*Note: This audio essay first aired on KRCC (Colorado Springs’ NPR affiliate, 91.5 FM) on March 18, 2021. The link to the program is here; the audio file and the text from the essay are below.

If Colorado Springs is all grown up now, what was it like as a baby?

It grew fast. 150 years ago there were only a few dozen folks here. Then, by 1880, over 4,000 people lived here, and it jumped again to over 11,000 people by 1890. That’s some speedy growing. 

Second, life was a lot rougher then. 

There were no cars, but there was a lot of horse poo. 

There was no refrigeration, so there was a lot of rotten food. 

There was no TV or radio—it was a very different world back then. 

In 1871, Germany’s 41-million-person population was more than all of America’s population of 39 million. Today the U.S. has four times as many people as Germany.

Back then, Germany had just defeated France in a war. Paris was torn apart in the ensuing chaos.

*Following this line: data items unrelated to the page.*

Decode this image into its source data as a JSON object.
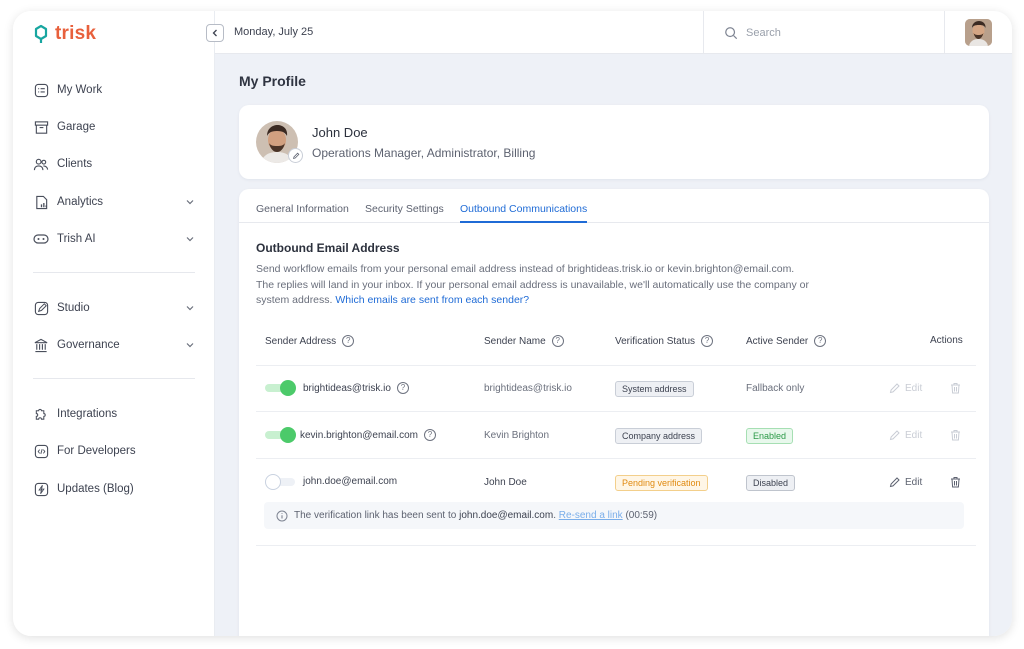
{
  "app": {
    "logo_text": "trisk",
    "brand_color": "#e8603c",
    "accent": "#1f6bd6"
  },
  "sidebar": {
    "items": [
      {
        "label": "My Work",
        "icon": "my-work-icon"
      },
      {
        "label": "Garage",
        "icon": "garage-icon"
      },
      {
        "label": "Clients",
        "icon": "clients-icon"
      },
      {
        "label": "Analytics",
        "icon": "analytics-icon"
      },
      {
        "label": "Trish AI",
        "icon": "trish-ai-icon"
      },
      {
        "label": "Studio",
        "icon": "studio-icon"
      },
      {
        "label": "Governance",
        "icon": "governance-icon"
      },
      {
        "label": "Integrations",
        "icon": "integrations-icon"
      },
      {
        "label": "For Developers",
        "icon": "developers-icon"
      },
      {
        "label": "Updates (Blog)",
        "icon": "updates-icon"
      }
    ]
  },
  "topbar": {
    "date": "Monday, July 25",
    "search_placeholder": "Search"
  },
  "page": {
    "title": "My Profile"
  },
  "profile": {
    "name": "John Doe",
    "role": "Operations Manager, Administrator, Billing"
  },
  "tabs": [
    {
      "label": "General Information",
      "active": false
    },
    {
      "label": "Security Settings",
      "active": false
    },
    {
      "label": "Outbound Communications",
      "active": true
    }
  ],
  "section": {
    "title": "Outbound Email Address",
    "desc_line1": "Send workflow emails from your personal email address instead of brightideas.trisk.io or kevin.brighton@email.com.",
    "desc_line2": "The replies will land in your inbox. If your personal email address is unavailable, we'll automatically use the company or",
    "desc_line3": "system address. ",
    "desc_link": "Which emails are sent from each sender?"
  },
  "table": {
    "headers": {
      "sender_address": "Sender Address",
      "sender_name": "Sender Name",
      "verification_status": "Verification Status",
      "active_sender": "Active Sender",
      "actions": "Actions"
    },
    "rows": [
      {
        "address": "brightideas@trisk.io",
        "name": "brightideas@trisk.io",
        "status": "System address",
        "active": "Fallback only",
        "toggle_on": true,
        "edit": "Edit"
      },
      {
        "address": "kevin.brighton@email.com",
        "name": "Kevin Brighton",
        "status": "Company address",
        "active": "Enabled",
        "toggle_on": true,
        "edit": "Edit"
      },
      {
        "address": "john.doe@email.com",
        "name": "John Doe",
        "status": "Pending verification",
        "active": "Disabled",
        "toggle_on": false,
        "edit": "Edit"
      }
    ]
  },
  "notice": {
    "prefix": "The verification link has been sent to ",
    "email": "john.doe@email.com",
    "sep": ". ",
    "link": "Re-send a link",
    "timer": " (00:59)"
  }
}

Just north of here in Wyoming Territory, as the winter ran out of 1871 into the new year, Buffalo Bill Cody entertained the Grand Duke Alexis of Russia, who just couldn’t get enough of those Rocky Mountains. They were in a hunting party that included Civil War heroes and generals Phil Sheridan and George Armstrong Custer, and the renowned Native American leader Spotted Tail.

Most important to us here in Colorado, about then, Simon Ingersoll invented the first steam-powered rock drill—otherwise known as a jackhammer. It replaced hand drilling and made mining and tunneling faster and cheaper, giving Coloradans a path to expand over and through the mountains. 

That was the world baby Colorado Springs was born into. I think I speak for us all when I say the baby seems pretty cute, but I much prefer the grown-up version. 

Until our next mountainside chat—be good, be well, and no matter what, climb on.